The Dl and D2 subunits of the reaction center of photosystem II are intrinsic proteins, each with a molecular mass of about 30 kDa. They exhibit considerable homology to each other in terms of primary structure. A procedure was developed for the separation and purification of these two proteins on a large scale from the photosystem II reaction center complex of spinach by high-performance liquid chromatography on a gel-permeation column in the presence of sodium dodecyl sulfate.
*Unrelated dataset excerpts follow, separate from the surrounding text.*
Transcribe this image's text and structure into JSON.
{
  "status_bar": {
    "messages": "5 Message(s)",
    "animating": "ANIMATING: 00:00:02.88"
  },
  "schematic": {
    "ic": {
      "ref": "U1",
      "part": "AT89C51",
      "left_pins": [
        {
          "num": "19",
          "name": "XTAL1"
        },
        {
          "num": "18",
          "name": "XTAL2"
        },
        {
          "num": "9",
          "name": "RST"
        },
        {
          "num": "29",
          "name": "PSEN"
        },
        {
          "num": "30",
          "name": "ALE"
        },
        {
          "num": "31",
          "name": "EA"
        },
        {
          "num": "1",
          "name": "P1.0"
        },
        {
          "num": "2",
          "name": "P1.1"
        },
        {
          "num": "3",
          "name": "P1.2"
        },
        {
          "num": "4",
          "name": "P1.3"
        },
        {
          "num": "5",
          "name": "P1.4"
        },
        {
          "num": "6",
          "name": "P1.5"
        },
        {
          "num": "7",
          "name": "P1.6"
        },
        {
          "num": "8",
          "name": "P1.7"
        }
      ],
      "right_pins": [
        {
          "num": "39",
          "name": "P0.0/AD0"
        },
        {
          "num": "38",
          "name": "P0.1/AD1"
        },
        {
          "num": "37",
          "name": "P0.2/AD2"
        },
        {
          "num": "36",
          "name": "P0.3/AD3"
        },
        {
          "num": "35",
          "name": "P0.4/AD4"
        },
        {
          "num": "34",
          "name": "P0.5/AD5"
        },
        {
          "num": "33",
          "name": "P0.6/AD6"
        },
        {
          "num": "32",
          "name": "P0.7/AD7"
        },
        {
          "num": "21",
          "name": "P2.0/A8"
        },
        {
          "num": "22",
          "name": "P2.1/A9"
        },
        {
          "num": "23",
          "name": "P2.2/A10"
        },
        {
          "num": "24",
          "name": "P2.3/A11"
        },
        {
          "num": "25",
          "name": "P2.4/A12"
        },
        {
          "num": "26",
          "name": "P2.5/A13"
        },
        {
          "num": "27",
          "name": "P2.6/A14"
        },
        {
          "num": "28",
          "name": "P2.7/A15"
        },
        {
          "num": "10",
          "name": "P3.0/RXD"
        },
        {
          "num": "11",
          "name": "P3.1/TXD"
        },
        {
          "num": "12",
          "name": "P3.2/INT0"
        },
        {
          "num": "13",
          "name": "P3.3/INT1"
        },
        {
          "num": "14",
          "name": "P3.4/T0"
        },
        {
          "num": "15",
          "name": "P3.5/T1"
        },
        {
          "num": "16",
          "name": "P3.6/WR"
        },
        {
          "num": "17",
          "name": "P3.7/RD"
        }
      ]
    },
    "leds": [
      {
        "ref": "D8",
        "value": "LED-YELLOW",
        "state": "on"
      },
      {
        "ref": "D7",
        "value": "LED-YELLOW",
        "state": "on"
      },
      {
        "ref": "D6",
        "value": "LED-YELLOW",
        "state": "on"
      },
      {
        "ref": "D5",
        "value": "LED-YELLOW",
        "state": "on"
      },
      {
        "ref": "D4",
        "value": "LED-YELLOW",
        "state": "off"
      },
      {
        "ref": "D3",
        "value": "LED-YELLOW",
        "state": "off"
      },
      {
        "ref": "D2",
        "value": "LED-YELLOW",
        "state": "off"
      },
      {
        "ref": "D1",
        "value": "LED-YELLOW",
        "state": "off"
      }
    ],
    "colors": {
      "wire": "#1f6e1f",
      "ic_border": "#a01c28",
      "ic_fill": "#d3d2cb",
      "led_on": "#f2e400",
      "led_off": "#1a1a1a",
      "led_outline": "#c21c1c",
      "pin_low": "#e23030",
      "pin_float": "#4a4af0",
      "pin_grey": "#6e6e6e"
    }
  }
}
The purification was achieved by a combination of two gel-permeation chromatographic steps performed with different concentrations of phosphate buffer, 200 mM and 50 mM, as the mobile phase. The purified Dl and D2 proteins were subjected to determination of their carboxy-terminal sequences by digestion of the proteins with carboxypeptidase Y. Comparison of the sequences deduced from the enzymatic analysis with the sequences deduced from the psb A and psb D genes of spinach indicates that the Dl protein ends at Ala-344 and the D2 protein at Leu-353. Thus, it appears that the Dl protein loses 9 amino acid residues from the carboxy-terminus, from Ala-345 to Gly-353, during maturation, while the D2 protein does not lose any amino acid residues from the carboxy-terminus.